I have run into a problem that is not a bug, but a limitation with how the file browser is designed. It is not a bug so I can’t report it as such, and it is not quite a feature request, well, maybe some.
-Anyway, while the file browser is open to save a file, I can’t see the full name of long filenames unless I click on each one, and I can’t slide the column divider over like most other programs in the whole world.
-When I DO click on a file, the extension stays the same regardless of the type of file I click on (only if the browser is open to save). There doesn’t seem to be any kind of wildcard or text filter anywhere, and the default file type in the lower left is blank if it hasn’t been changed.
I often save files using some variation of other filenames, especially when they are long (ie ‘gamename_date_time_render#’ type of names) and not being able to examine the folders full file-names, including the correct extension is very annoying. I end up dropping to a Windows folder browser.
I love Blender and the hard-working contributors who have put so much power and versatility into it. I have watched it evolve since maybe 1996 (almost from the initial release to open-source) from an interesting but obscure little modeling program to the powerhouse it is today.
But the not-made-here syndrome when it comes to universally established conventions can be really frustrating sometimes.
I have learned to right-click-for-selecting so well that I find my fingers stumbling when I am in other software (‘x’ does not delete outside of Blender, I keep telling my fingers, same with ‘g’, ‘s’, ‘r’, and so on). Having to switch muscle-memory between software is really bad form IMHO.
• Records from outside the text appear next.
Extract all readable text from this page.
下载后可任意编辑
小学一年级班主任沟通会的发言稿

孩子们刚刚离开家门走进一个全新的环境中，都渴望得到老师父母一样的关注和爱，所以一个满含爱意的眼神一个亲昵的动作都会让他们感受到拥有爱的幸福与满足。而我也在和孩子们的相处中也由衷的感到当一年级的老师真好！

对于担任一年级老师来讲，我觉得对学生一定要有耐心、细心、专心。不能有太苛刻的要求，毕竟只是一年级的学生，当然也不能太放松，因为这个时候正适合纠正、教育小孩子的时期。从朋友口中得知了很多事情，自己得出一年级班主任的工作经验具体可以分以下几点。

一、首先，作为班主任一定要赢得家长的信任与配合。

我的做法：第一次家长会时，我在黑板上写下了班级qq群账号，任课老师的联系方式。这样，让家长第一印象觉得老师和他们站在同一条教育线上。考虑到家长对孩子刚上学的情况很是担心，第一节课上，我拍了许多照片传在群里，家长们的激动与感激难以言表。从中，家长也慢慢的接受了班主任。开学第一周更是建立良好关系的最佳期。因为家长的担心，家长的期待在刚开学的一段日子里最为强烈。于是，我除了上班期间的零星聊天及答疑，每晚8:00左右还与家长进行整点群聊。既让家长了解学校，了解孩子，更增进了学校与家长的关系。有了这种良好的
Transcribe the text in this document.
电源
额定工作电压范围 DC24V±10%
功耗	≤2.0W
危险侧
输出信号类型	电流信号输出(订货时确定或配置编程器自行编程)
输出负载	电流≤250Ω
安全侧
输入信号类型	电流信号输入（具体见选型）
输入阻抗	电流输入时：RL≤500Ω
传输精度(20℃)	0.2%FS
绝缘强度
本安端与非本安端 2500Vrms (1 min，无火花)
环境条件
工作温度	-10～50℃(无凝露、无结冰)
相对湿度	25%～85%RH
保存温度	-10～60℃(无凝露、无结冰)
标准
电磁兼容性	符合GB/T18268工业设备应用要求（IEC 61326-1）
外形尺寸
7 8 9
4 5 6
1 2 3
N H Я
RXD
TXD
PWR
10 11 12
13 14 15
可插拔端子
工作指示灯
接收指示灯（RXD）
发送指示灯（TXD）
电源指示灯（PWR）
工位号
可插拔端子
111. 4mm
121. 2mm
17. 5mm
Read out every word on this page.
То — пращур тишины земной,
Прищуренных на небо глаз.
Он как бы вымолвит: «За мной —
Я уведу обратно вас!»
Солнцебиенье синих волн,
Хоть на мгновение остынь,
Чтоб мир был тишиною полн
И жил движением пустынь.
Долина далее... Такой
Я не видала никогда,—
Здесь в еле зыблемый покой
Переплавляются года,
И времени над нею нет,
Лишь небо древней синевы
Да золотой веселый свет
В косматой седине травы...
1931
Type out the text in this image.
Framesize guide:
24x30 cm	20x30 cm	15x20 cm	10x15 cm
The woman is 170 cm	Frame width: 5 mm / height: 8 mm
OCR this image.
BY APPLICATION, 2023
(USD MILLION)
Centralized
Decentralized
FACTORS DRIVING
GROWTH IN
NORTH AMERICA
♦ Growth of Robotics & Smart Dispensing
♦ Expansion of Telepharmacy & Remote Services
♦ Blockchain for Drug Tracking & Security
Does anybody know anybody who can switch between Dvorak and conventional keyboards with ease? I suppose it might be like a language; with enough exposure your brain starts to think in-context rather than constantly converting, but I don’t know how true that is for muscle memory.
(I’m getting old and my typing dexterity was always rather poor anyway, and fast switching in focus and context are harder as you get older, sigh.)